Besides that, considering I haven't even found the machines that have the issue yet, what are the consquences? I'm assuming simply no MeshAgent to MeshCentral connection?
@Xevichr yes this has been notied in the past ive spotted with a few issue, i have never been able to find out WHY it does this?
its meant to insert the ip address, similar to my production system
one thing you can try is run meshcentral in debug mode with agent set,
then watch its output and see if it inserts the ip/port into the logs
node node_modules/meshcentral --debug agent
as the code shows its meant to do this, then after insert the badsignature2
into the db for the agentissues
parent.setAgentIssue(obj, "BadSignature2");
parent.parent.debug('agent', 'Agent connected with bad signature, holding connection (' + obj.remoteaddrport + ').');
With "duplicateAgent" agentissues, it will show the IP address: 6/27/2024, 9:44:00 AM, 000.000.000.000:55632, duplicateAgent
. It is pretty much 100% accurate when the IP is sent with this as note.

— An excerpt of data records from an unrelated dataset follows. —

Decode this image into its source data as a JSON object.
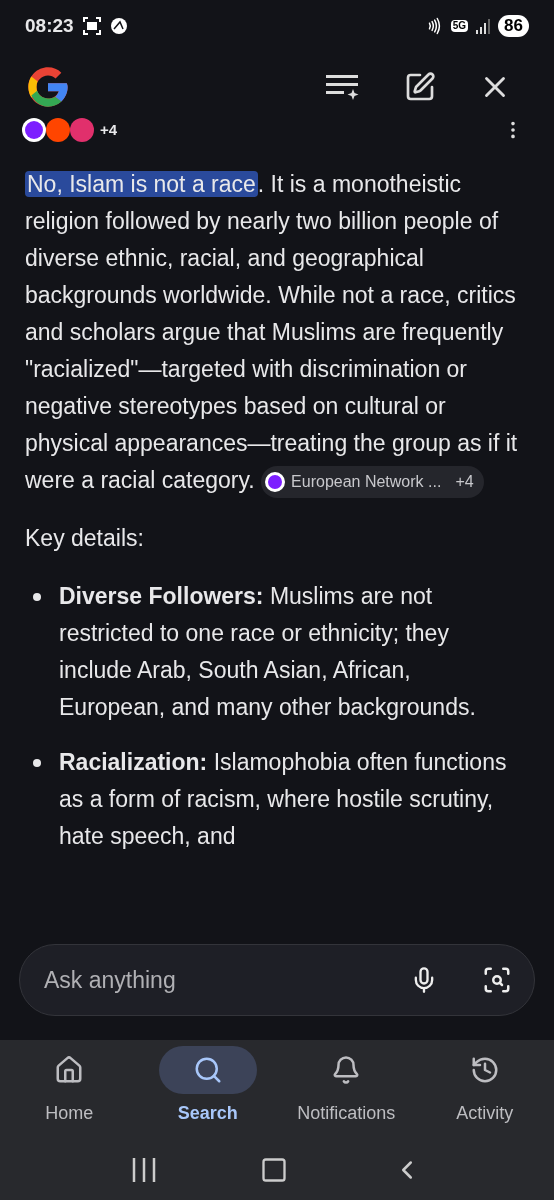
{
  "status_bar": {
    "time": "08:23",
    "network": "5G",
    "battery": "86"
  },
  "sources": {
    "count": "+4"
  },
  "answer": {
    "highlight": "No, Islam is not a race",
    "text": ". It is a monotheistic religion followed by nearly two billion people of diverse ethnic, racial, and geographical backgrounds worldwide. While not a race, critics and scholars argue that Muslims are frequently \"racialized\"—targeted with discrimination or negative stereotypes based on cultural or physical appearances—treating the group as if it were a racial category.",
    "citation": {
      "label": "European Network ...",
      "count": "+4"
    }
  },
  "key_details": {
    "heading": "Key details:",
    "bullets": [
      {
        "text": "**Diverse Followers:** Muslims are not restricted to one race or ethnicity; they include Arab, South Asian, African, European, and many other backgrounds."
      },
      {
        "text": "**Racialization:** Islamophobia often functions as a form of racism, where hostile scrutiny, hate speech, and"
      }
    ]
  },
  "search": {
    "placeholder": "Ask anything"
  },
  "nav": [
    {
      "label": "Home",
      "selected": false
    },
    {
      "label": "Search",
      "selected": true
    },
    {
      "label": "Notifications",
      "selected": false
    },
    {
      "label": "Activity",
      "selected": false
    }
  ]
}
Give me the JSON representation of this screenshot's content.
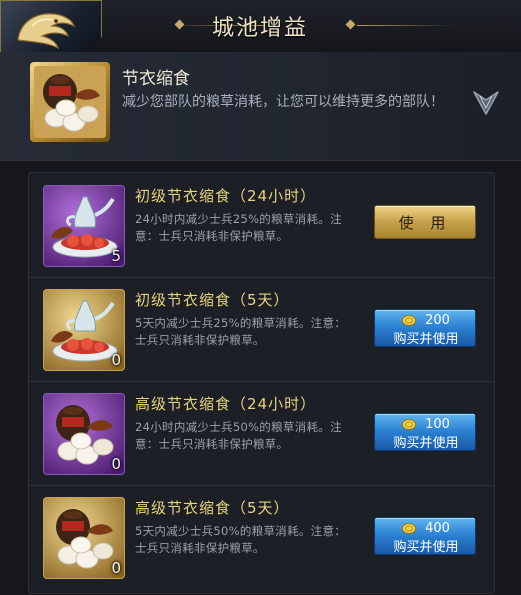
{
  "header": {
    "title": "城池增益"
  },
  "info": {
    "title": "节衣缩食",
    "description": "减少您部队的粮草消耗，让您可以维持更多的部队！",
    "icon": "jar-and-buns-icon"
  },
  "items": [
    {
      "title": "初级节衣缩食（24小时）",
      "description": "24小时内减少士兵25%的粮草消耗。注意：士兵只消耗非保护粮草。",
      "count": "5",
      "icon": "teapot-feast-icon",
      "frame": "purple",
      "action": {
        "type": "use",
        "label": "使 用"
      }
    },
    {
      "title": "初级节衣缩食（5天）",
      "description": "5天内减少士兵25%的粮草消耗。注意：士兵只消耗非保护粮草。",
      "count": "0",
      "icon": "teapot-feast-icon",
      "frame": "gold",
      "action": {
        "type": "buy",
        "price": "200",
        "label": "购买并使用"
      }
    },
    {
      "title": "高级节衣缩食（24小时）",
      "description": "24小时内减少士兵50%的粮草消耗。注意：士兵只消耗非保护粮草。",
      "count": "0",
      "icon": "jar-and-buns-icon",
      "frame": "purple",
      "action": {
        "type": "buy",
        "price": "100",
        "label": "购买并使用"
      }
    },
    {
      "title": "高级节衣缩食（5天）",
      "description": "5天内减少士兵50%的粮草消耗。注意：士兵只消耗非保护粮草。",
      "count": "0",
      "icon": "jar-and-buns-icon",
      "frame": "gold",
      "action": {
        "type": "buy",
        "price": "400",
        "label": "购买并使用"
      }
    }
  ],
  "colors": {
    "item_title": "#e8d27e",
    "use_button": "#c9a44e",
    "buy_button": "#2a7fd0"
  }
}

I ran node node_modules/meshcentral --debug <agentMachineName>
in PowerShell (MeshCentral on Windows Server). I am wondering if I did it correctly, because as a test I abruptly disconnected myself. In the MeshCentral console, on the webportal I can see the duplicateAgent message displaying for my laptop, my IP address, but I don't see it in the terminal where I ran the debugging.
PS C:\Program Files\Open Source\MeshCentral> node node_modules/meshcentral --debug <agentMachineName>
MeshCentral HTTP redirection server running on port 81.

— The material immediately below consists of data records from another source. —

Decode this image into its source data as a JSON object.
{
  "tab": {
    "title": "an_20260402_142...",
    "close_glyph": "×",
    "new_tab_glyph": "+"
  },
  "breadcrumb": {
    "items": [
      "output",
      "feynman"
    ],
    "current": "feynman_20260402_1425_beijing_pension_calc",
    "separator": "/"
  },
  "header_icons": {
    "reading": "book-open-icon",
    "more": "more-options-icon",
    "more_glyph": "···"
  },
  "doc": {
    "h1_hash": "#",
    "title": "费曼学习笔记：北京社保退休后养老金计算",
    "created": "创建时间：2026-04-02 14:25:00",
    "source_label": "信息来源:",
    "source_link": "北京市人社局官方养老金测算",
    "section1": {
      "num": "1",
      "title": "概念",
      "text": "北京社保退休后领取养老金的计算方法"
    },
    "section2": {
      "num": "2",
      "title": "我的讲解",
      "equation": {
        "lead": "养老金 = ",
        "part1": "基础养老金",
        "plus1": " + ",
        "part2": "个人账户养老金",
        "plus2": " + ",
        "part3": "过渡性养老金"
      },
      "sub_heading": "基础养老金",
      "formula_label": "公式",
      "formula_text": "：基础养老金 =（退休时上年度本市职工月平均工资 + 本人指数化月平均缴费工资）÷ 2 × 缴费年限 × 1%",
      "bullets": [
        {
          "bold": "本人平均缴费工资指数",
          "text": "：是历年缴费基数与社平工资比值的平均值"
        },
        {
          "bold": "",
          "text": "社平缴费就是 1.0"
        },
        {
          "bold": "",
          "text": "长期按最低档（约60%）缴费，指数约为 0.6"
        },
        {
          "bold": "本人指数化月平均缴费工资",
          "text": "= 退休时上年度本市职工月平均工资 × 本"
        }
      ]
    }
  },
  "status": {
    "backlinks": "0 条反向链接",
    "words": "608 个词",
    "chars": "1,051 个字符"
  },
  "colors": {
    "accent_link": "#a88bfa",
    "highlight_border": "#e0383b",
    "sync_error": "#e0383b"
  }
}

MeshCentral v1.1.24, Hybrid (LAN + WAN) mode.
ERR: ERROR: MeshCentral Intel(R) AMT server port 4433 is not available. Check if the MeshCentral is already running.
MeshCentral HTTPS server running on mesh.___.___:444.
@Xevichr yes sorry, if you used the meshcentralinstaller, you need to STOP the meshcentral service in the windows services THEN run that command, otherwise it runs on the next available port if the port it wants isnt available
@Xevichr also you need to run node node_modules/meshcentral --debug agent
dont change the word agent
!
the --debug
has multiple options to debug things like --debug web,amt,agent
Yeah, that both makes a lot of sense. In any case, thanks, I'll try it out and let you know if I find anything.
I am seeing "Invalid PKCS signature" and "Bad Signature" in the server info, but don't see any documentation on what would cause this or what needs to be done to resolve it. Any suggestions?